The Power of Unity: Building Partnerships for Collective Voice and Action
By engaging in advocacy, the NCTM community focuses, raises awareness, and influences policymakers and the public on issues of high-quality mathematics education. Advocacy can also take many forms. How do you work with others to help the teaching and learning of mathematics be more accessible to each and every student? With whom do you partner and how do your visions align to support mathematics learners? What are some of the lessons learned from effective partnerships that work to advocate for more equitable and inclusive mathematics learning spaces? In what ways do we advocate for the teachers and learners of mathematics, both formally and informally?
Express Yourself: (Re)engaging Students with Doing and Learning Mathematics
NCTM’s Catalyzing Change books advocate for a mathematics program that expands opportunities for all learners and for learners to experience the joy and beauty of mathematics. How can engaging in mathematics provide both pleasure and a sense of achievement for each and every student? In what ways can learning mathematics in a supportive environment create confidence and motivation for students to take on new challenges? How can we help foster a joy for doing mathematics, inspire appreciation for the beauty and utility of mathematics, connect to students’ cultures and identities, and provide space for students to express who they are through the mathematics they do?

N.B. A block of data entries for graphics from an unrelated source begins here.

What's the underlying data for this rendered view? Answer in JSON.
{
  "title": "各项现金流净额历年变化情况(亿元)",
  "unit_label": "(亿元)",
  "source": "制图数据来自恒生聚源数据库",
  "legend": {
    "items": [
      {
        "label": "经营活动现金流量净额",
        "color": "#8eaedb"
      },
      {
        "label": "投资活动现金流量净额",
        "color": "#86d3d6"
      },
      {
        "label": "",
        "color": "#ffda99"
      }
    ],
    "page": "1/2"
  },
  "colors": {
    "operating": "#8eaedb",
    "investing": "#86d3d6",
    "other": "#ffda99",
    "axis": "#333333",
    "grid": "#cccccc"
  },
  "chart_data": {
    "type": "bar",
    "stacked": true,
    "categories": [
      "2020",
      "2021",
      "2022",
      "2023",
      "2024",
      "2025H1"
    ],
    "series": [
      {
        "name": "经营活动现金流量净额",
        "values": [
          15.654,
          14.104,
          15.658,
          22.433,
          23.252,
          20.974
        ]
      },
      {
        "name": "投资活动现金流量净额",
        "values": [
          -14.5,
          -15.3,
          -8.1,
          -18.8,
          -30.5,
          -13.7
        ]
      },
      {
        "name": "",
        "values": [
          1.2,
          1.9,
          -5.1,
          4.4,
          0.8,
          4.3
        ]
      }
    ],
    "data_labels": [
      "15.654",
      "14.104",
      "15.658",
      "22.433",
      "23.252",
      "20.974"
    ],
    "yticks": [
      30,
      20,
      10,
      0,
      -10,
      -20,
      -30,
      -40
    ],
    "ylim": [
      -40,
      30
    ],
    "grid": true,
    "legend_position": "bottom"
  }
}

Transformative Power: Engaging in Inclusive Culture-Based Mathematics
The effective use of inclusive practices can be told through stories that show how intentionality, thoughtfulness, and care ensure that all students are seen and heard in the mathematics classroom. How do we nurture and foster student identity and agency in the mathematics classroom? Culture-based mathematics instructional practices are a vital component of the mathematics classroom; what happens when we ground instruction and student learning in the values, norms, knowledge, beliefs, practices, experiences, and language that are the foundation to students' cultural identity? How do we transform the teaching and learning of mathematics through practices that are anti-racist; nurture students’ positive mathematical identities; disrupt systems of oppression by challenging spaces of marginality and privilege within classrooms; and nurture students’ mathematical agency, belonging, and joy?